De bedreigingsactoren achter een malwarefamilie die bekend staat als RomCom richtten zich op een Amerikaans civieltechnisch bedrijf via een JavaScript-lader genaamd SocGholish om de Mythic Agent te leveren.
“Dit is de eerste keer dat wordt waargenomen dat een RomCom-payload wordt gedistribueerd door SocGholish”, zei Jacob Faires, onderzoeker van Arctic Wolf Labs, in een rapport van dinsdag.
De activiteit is met middelmatig tot hoog vertrouwen toegeschreven aan eenheid 29155 van het Russische hoofddirectoraat van de generale staf van de strijdkrachten van de Russische Federatie, ook bekend als GRU. Volgens het cyberbeveiligingsbedrijf had de beoogde entiteit in het verleden voor een stad gewerkt die nauwe banden had met Oekraïne.
SocGholish (ook bekend als FakeUpdates), gekoppeld aan een financieel gemotiveerde operator die wordt gevolgd als TA569 (ook bekend als Gold Prelude, Mustard Tempest, Purple Vallhund en UNC1543), fungeert als een initiële toegangsmakelaar, waardoor andere bedreigingsactoren een breed scala aan payloads kunnen laten vallen. Enkele van de bekende klanten zijn Evil Corp, LockBit, Dridex en Raspberry Robin.

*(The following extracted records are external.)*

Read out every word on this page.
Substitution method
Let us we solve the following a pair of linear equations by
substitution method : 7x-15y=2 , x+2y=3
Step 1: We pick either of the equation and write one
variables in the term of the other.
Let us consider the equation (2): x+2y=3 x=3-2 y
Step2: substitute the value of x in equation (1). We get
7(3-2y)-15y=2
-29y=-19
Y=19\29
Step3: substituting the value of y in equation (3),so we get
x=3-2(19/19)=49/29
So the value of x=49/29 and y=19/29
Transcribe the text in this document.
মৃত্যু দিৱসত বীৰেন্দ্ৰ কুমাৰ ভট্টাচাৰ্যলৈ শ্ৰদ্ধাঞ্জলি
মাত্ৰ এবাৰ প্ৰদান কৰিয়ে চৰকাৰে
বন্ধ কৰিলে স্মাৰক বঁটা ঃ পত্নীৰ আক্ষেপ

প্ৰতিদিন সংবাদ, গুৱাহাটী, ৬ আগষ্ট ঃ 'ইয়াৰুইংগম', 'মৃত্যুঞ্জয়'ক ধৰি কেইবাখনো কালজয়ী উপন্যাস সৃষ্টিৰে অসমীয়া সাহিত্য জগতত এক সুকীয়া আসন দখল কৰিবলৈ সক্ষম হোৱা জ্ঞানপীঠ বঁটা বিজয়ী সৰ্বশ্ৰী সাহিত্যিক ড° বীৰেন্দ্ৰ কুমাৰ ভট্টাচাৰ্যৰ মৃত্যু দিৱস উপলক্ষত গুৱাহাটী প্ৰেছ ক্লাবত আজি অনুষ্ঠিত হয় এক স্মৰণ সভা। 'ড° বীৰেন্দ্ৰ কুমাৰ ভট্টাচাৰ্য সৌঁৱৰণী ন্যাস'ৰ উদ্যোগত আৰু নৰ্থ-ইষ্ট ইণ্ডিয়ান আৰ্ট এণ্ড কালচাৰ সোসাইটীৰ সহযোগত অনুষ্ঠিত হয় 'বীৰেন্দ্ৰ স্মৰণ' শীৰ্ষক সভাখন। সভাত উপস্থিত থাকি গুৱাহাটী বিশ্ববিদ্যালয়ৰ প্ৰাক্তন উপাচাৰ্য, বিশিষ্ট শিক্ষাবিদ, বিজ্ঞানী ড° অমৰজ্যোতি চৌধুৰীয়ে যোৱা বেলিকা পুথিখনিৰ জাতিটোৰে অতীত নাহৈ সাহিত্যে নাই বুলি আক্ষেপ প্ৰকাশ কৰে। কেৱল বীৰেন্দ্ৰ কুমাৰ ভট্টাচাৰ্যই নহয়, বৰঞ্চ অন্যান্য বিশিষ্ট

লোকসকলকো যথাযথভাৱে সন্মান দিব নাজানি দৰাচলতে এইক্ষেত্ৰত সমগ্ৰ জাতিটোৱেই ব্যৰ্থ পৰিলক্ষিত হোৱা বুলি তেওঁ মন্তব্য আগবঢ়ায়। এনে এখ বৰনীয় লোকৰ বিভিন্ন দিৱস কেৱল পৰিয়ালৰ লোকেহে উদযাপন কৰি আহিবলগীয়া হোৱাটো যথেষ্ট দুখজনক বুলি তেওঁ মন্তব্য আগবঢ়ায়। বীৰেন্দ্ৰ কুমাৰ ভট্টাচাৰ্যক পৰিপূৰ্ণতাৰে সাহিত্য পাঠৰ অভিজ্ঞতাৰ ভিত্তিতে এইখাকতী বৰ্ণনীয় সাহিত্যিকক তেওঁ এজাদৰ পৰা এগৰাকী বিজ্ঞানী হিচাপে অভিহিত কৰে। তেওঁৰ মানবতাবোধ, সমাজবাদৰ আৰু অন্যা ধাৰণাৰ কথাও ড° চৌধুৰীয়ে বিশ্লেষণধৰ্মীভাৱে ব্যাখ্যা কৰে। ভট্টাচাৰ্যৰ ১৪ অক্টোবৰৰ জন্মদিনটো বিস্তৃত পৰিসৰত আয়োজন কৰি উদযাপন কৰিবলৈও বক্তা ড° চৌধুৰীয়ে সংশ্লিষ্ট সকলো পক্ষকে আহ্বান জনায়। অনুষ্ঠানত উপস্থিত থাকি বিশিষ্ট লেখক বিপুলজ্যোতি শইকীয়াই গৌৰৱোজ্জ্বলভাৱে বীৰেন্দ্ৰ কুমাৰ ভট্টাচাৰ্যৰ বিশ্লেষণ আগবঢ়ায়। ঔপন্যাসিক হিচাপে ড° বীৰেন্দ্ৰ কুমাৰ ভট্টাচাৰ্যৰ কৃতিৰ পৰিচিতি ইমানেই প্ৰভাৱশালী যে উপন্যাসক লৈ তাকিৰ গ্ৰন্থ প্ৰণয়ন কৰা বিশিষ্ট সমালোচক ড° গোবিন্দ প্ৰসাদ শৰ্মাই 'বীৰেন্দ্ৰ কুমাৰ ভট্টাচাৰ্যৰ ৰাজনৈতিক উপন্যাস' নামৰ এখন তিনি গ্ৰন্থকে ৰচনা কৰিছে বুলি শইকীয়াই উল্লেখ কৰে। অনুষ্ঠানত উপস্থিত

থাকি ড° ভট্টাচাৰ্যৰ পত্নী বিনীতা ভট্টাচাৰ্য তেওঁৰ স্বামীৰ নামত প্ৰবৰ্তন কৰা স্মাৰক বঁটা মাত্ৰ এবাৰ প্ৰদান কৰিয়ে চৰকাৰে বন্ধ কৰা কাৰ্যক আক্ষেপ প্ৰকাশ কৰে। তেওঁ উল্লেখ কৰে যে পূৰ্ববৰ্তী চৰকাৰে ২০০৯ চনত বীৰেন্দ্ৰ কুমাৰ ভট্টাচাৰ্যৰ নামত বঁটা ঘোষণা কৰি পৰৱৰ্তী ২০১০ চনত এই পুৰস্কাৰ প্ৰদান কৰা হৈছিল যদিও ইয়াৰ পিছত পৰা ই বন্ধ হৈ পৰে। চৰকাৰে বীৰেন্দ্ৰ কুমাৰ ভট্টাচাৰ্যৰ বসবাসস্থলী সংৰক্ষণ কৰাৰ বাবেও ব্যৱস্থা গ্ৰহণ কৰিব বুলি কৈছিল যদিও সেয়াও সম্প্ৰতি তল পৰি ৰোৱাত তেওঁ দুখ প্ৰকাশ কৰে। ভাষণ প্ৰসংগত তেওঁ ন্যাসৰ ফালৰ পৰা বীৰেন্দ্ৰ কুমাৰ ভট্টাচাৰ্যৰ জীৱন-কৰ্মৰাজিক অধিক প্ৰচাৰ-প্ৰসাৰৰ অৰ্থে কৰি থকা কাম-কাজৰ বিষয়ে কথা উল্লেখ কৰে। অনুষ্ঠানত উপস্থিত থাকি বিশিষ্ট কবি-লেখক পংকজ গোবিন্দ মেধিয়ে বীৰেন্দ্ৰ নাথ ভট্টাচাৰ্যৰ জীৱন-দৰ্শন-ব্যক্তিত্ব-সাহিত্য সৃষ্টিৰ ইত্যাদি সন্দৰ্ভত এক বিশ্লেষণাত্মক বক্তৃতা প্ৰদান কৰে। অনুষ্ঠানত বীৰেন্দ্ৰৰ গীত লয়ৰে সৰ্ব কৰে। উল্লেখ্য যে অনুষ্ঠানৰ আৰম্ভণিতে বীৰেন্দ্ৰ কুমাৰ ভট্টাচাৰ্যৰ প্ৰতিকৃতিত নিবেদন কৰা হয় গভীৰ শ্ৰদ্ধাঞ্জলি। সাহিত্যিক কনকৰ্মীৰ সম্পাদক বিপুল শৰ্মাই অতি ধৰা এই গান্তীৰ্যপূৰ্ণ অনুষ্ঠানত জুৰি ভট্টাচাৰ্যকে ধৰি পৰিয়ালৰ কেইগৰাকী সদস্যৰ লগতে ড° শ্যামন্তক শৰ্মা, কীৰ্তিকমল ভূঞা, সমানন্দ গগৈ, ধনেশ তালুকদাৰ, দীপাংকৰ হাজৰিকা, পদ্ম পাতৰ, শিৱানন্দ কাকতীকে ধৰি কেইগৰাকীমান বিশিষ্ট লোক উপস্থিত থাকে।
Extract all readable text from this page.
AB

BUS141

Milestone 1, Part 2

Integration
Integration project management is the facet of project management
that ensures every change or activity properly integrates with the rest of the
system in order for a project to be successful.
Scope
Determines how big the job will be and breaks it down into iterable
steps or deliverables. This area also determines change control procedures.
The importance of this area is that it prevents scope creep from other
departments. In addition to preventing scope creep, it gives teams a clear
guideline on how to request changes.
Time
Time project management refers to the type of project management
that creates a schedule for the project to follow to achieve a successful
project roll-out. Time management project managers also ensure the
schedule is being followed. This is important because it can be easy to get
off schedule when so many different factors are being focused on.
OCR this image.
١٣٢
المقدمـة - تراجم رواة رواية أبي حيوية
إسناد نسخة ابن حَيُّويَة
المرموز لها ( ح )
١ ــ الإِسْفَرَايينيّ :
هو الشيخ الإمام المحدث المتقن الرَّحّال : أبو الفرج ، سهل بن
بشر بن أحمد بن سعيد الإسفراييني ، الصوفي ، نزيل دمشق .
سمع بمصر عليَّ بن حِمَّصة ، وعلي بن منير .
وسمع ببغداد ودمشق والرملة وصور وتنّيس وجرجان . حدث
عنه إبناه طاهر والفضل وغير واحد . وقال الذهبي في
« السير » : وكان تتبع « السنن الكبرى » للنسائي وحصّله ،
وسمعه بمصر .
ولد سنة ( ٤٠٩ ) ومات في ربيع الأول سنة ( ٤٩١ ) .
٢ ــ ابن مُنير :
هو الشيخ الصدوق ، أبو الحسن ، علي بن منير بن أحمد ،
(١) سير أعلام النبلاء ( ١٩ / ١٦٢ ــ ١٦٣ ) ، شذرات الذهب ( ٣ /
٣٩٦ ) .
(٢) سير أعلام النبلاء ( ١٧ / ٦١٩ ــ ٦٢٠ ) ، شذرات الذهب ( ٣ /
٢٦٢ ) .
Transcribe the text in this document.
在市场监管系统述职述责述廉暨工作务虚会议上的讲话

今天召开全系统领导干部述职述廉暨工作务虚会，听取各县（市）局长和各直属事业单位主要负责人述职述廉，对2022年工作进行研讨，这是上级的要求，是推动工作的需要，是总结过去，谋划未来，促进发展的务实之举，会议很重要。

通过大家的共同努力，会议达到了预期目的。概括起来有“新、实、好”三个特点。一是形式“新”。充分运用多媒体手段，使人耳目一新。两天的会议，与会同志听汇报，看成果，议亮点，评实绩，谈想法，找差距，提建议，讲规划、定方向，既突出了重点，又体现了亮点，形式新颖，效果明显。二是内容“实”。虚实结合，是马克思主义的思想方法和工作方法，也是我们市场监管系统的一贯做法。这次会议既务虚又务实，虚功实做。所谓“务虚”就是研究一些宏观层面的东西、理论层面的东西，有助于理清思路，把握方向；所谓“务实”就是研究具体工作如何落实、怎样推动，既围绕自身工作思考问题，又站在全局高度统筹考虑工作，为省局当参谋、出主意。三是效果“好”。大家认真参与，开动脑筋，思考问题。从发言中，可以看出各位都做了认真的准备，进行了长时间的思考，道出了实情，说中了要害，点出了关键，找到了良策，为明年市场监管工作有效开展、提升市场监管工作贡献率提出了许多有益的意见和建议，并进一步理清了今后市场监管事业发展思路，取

De aanvalsketens omvatten doorgaans het plaatsen van valse browserupdatewaarschuwingen voor Google Chrome of Mozilla Firefox op legitieme maar gecompromitteerde websites om nietsvermoedende gebruikers te misleiden om kwaadaardig JavaScript te downloaden dat verantwoordelijk is voor het installeren van een loader, die vervolgens extra malware ophaalt.
Voor het grootste deel richten de aanvallen zich op websites die slecht beveiligd zijn, waarbij gebruik wordt gemaakt van bekende beveiligingsproblemen in plug-ins om JavaScript-code te injecteren die is ontworpen om de pop-up weer te geven en de infectieketen te activeren.
RomCom (ook bekend als Nebulous Mantis, Storm-0978, Tropical Scorpius, UNC2596 of Void Rabisu) is daarentegen de naam die is toegewezen aan een aan Rusland verbonden bedreigingsacteur waarvan bekend is dat hij zich sinds minstens 2022 bezighoudt met zowel cybercriminaliteit als spionageoperaties.
De bedreigingsacteur maakt gebruik van verschillende methoden, waaronder spear-phishing en zero-day-exploits, om doelnetwerken te doorbreken en de gelijknamige trojan voor externe toegang (RAT) op de computers van slachtoffers te plaatsen. Aanvallen van de hackgroep hebben entiteiten in Oekraïne uitgekozen, evenals NAVO-gerelateerde defensieorganisaties.
In de door Arctic Wolf geanalyseerde aanval stelt de nep-update-payload de bedreigingsactoren in staat opdrachten uit te voeren op de gecompromitteerde machine door middel van een omgekeerde shell die is gekoppeld aan een command-and-control (C2)-server. Dit omvat het uitvoeren van verkenningen en het laten vallen van een aangepaste Python-achterdeur met de codenaam VIPERTUNNEL.
Er wordt ook een RomCom-gekoppelde DLL-lader meegeleverd die de Mythic Agent lanceert, een cruciaal onderdeel van het platformonafhankelijke, post-exploit, red teaming-framework dat communiceert met een overeenkomstige server om de uitvoering van opdrachten, bestandsbewerkingen en andere te ondersteunen.
Hoewel de aanval uiteindelijk geen succes had en werd geblokkeerd voordat deze verder kon vorderen, toont de ontwikkeling aan dat de RomCom-bedreigingsactoren voortdurend geïnteresseerd zijn in het aanvallen van Oekraïne of entiteiten die hulp verlenen aan het land, hoe zwak de verbinding ook mag zijn.
“De tijdlijn vanaf de infectie via (de nep-update) tot de levering van de RomCom-lader was minder dan 30 minuten”, aldus Jacob Faires. “De levering vindt pas plaats nadat is geverifieerd dat het Active Directory-domein van het doelwit overeenkomt met een bekende waarde die is verstrekt door de bedreigingsacteur.”
“De wijdverspreide aard van SocGholish-aanvallen en de relatieve snelheid waarmee de aanval zich ontwikkelt vanaf de eerste toegang tot de infectie, maakt het een krachtige bedreiging voor organisaties over de hele wereld.”